I used to play a lot earlier, and recent times have had lesser share of those sporting days. I do try to play at least a few days a week. I can’t think of a more fun way to spend my free time whilst feeling fresh! Much better than being bored or ending up going home and vegging on the couch after a hard days work.
Not a bad way to have fun, vent frustrations, and make some friends all in one go.
Earlier this week, I was out to Siri Fort (one of the sporting arenas where one can go and play). It was a choice between Basketball and Badminton on that day, and since our Basketball team was running late and was still on the way, we decided to take a sneak peek at the Badminton courts, to see if any courts were vacant for us to squeeze in.
Indoor courts at Siri Fort are awesome. I somehow like Yonex synthetic turf more than the wooden ones.
On the court right next to where we were standing, we noticed two kids on one side of the court, playing badminton with their dad on the other side. What caught my attention was that the younger kid, who I guess would not be more than 6-7 years old, had his left hand inside his tee, and he was keeping only his right hand out of the tee to hold the racquet, so that their team does not have unfair advantage over their dad, who was single player on the other side of the court. This kid was very energetic, running from one end of the court to the other, trying to pick every shot played by his dad. And his elder brother (who by the looks of it would be 10-12 years old) did let him do all the running. It was a fun filled court, everyone laughing around, full of smiles, entertaining.
Everytime this kid would hit the shuttle, he would turn around, look at us, chuckle, and again run around the court to pick the next shot.
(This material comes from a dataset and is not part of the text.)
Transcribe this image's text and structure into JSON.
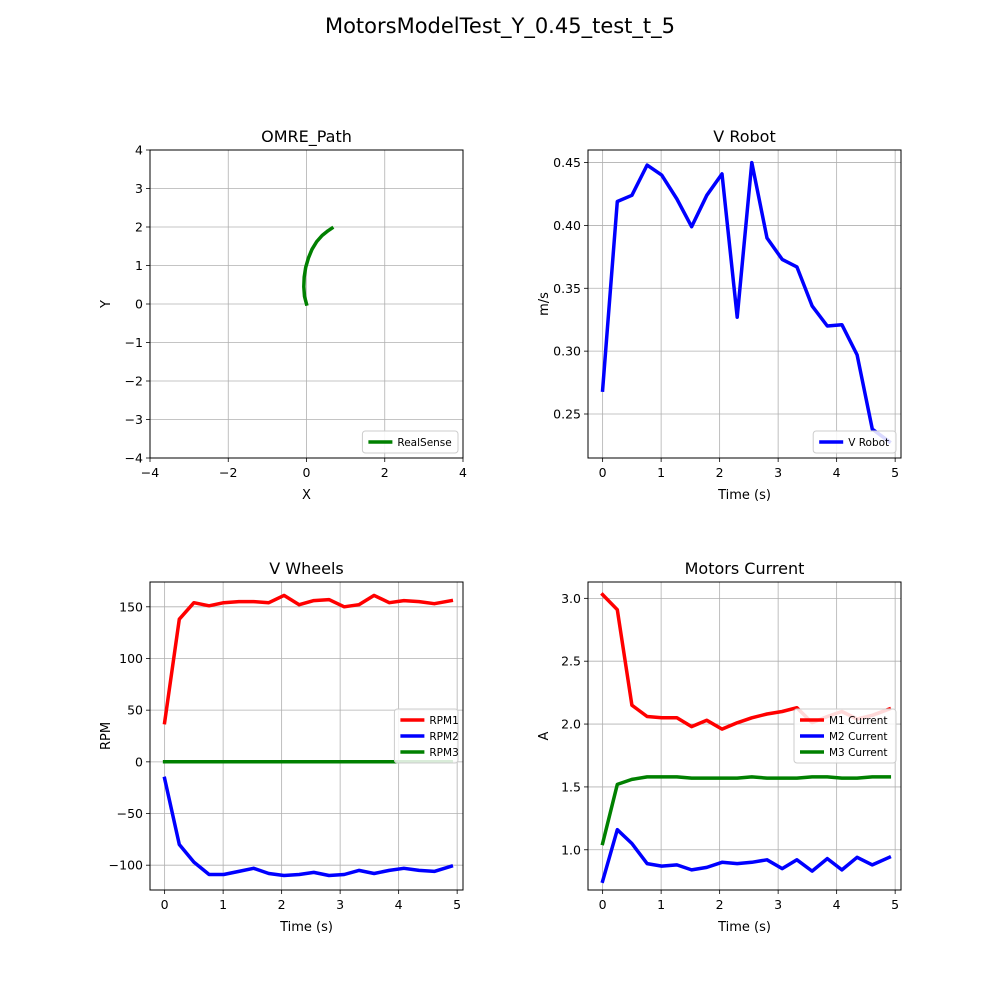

This happened for a while, and everyone was enjoying it. Then suddenly, he tripped while reaching for a shot and fell down. To my surprise, neither his brother nor his dad came to help him get up. The concern was evident on their faces, but they were trying real hard not to show so. And the young champ did not even take his left hand out of his tee to take support and get up. He slowly rolled around, and gradually managed to get up. And then it hit me! He had just one arm!
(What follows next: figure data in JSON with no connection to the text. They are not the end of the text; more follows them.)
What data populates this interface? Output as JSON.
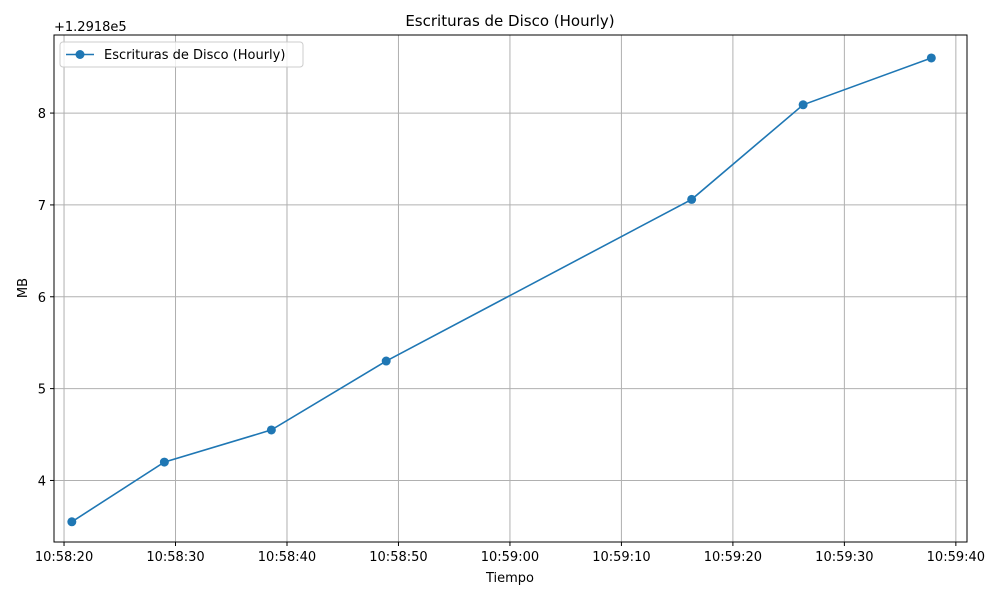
{
  "chart_data": {
    "type": "line",
    "title": "Escrituras de Disco (Hourly)",
    "xlabel": "Tiempo",
    "ylabel": "MB",
    "y_offset_label": "+1.2918e5",
    "y_offset": 129180,
    "x_ticks": [
      "10:58:20",
      "10:58:30",
      "10:58:40",
      "10:58:50",
      "10:59:00",
      "10:59:10",
      "10:59:20",
      "10:59:30",
      "10:59:40"
    ],
    "y_ticks": [
      4,
      5,
      6,
      7,
      8
    ],
    "xlim": [
      "10:58:19.1",
      "10:59:41.0"
    ],
    "ylim": [
      3.33,
      8.85
    ],
    "grid": true,
    "legend": {
      "position": "top-left"
    },
    "series": [
      {
        "name": "Escrituras de Disco (Hourly)",
        "color": "#1f77b4",
        "marker": "circle",
        "x": [
          "10:58:20.7",
          "10:58:29.0",
          "10:58:38.6",
          "10:58:48.9",
          "10:59:16.3",
          "10:59:26.3",
          "10:59:37.8"
        ],
        "y": [
          3.55,
          4.2,
          4.55,
          5.3,
          7.06,
          8.09,
          8.6
        ]
      }
    ]
  }
}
He got up, his dad and bro took a sigh of relief, and he started running around yet again and it was business-as-usual at the court once again. However, I got chills run down my spine - here was a little champ who had no qualms about what he did or did not have, and his family was making him feel as normal as he should be. The guy's a winner for me - all the way through. Hat's off to the spirit.
I didn't get a court to play badminton that day. I couldn't learn any new tricks of the trade. But the champ made me realize, it's always too soon to quit, come what may.